Each chain has an adapter type (MyChainAdapter) in its counterparty crate that forwards same-chain traits from the core type and adds cross-chain impls. The delegate_chain! macro handles all boilerplate delegation:

// Generates Deref, HasCore, ChainTypes, IbcTypes, and all operational trait delegations.
// Also generates a blanket ClientPayloadBuilder<C> delegation by default.
mercury_chain_traits::delegate_chain! {
    impl[S: MySigner] MyChainAdapter<S> => MyChain<S>
}

// Use skip_cpb if your adapter needs a custom ClientPayloadBuilder impl:
mercury_chain_traits::delegate_chain! {
    impl[] MyChainAdapter => MyChain; skip_cpb
}

Cross-chain trait impls (ClientMessageBuilder<OtherChain>, PacketMessageBuilder<OtherChain>) are still written manually on the adapter, since they contain counterparty-specific logic (e.g., Ethereum must unwrap CosmosClientState::Wasm to extract beacon bytes).

CosmosClientState enum

Non-native light clients on Cosmos are deployed as CosmWasm contracts, so their state is wrapped in CosmosClientState::Wasm.
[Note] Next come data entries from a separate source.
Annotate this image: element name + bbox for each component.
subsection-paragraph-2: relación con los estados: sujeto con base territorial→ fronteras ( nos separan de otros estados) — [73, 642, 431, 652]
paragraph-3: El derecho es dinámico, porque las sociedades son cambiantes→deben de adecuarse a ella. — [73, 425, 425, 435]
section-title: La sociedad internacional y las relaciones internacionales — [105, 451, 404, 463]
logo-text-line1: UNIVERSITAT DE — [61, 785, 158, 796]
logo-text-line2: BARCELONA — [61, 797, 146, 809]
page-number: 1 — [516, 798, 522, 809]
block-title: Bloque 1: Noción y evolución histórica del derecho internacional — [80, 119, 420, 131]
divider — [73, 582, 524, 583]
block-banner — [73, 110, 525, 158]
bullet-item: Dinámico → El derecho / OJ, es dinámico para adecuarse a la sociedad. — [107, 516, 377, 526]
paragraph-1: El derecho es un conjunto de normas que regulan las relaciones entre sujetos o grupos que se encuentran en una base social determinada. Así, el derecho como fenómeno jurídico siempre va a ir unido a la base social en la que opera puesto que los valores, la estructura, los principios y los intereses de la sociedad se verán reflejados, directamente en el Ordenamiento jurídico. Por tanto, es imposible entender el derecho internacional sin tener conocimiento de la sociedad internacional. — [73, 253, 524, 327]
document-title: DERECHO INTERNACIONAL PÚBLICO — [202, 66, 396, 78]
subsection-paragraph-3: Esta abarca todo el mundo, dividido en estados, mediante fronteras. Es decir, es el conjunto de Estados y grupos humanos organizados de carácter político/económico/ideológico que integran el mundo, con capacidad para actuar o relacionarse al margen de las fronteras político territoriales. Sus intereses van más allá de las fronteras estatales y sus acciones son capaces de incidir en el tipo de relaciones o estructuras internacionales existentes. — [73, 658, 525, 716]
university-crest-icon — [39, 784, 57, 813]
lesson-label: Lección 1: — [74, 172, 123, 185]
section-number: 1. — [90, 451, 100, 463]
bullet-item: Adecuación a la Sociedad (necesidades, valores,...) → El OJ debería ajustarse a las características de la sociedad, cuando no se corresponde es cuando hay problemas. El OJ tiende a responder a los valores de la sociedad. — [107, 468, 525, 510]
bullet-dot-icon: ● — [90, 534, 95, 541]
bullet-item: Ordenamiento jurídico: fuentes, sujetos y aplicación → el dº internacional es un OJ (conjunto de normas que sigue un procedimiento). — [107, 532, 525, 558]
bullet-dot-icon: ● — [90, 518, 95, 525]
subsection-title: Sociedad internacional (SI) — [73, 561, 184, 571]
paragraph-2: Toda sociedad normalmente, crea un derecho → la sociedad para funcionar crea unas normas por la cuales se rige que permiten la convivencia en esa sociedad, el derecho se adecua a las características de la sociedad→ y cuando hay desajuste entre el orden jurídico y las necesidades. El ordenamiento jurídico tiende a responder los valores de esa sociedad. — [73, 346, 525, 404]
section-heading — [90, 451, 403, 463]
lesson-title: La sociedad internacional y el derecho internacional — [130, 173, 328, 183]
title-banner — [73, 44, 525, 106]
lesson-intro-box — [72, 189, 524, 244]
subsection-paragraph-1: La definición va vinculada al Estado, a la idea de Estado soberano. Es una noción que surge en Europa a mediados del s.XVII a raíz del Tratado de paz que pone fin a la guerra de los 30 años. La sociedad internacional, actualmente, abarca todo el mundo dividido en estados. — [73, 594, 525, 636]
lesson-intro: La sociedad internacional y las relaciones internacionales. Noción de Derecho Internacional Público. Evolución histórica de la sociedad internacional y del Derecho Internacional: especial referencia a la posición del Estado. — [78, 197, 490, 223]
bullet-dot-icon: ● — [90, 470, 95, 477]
The data field contains the inner light client state bytes (e.g., JSON-serialized beacon client state for Ethereum). When implementing cross-chain traits against Cosmos, match on this enum to extract your chain's inner state. The exhaustive match ensures a compile error if a new variant is added, forcing explicit handling.

CLI wiring

Add your counterparty and relay crate register() calls to bin/src/registry.rs. The plugin system takes it from there - no enum variants or match arms to touch.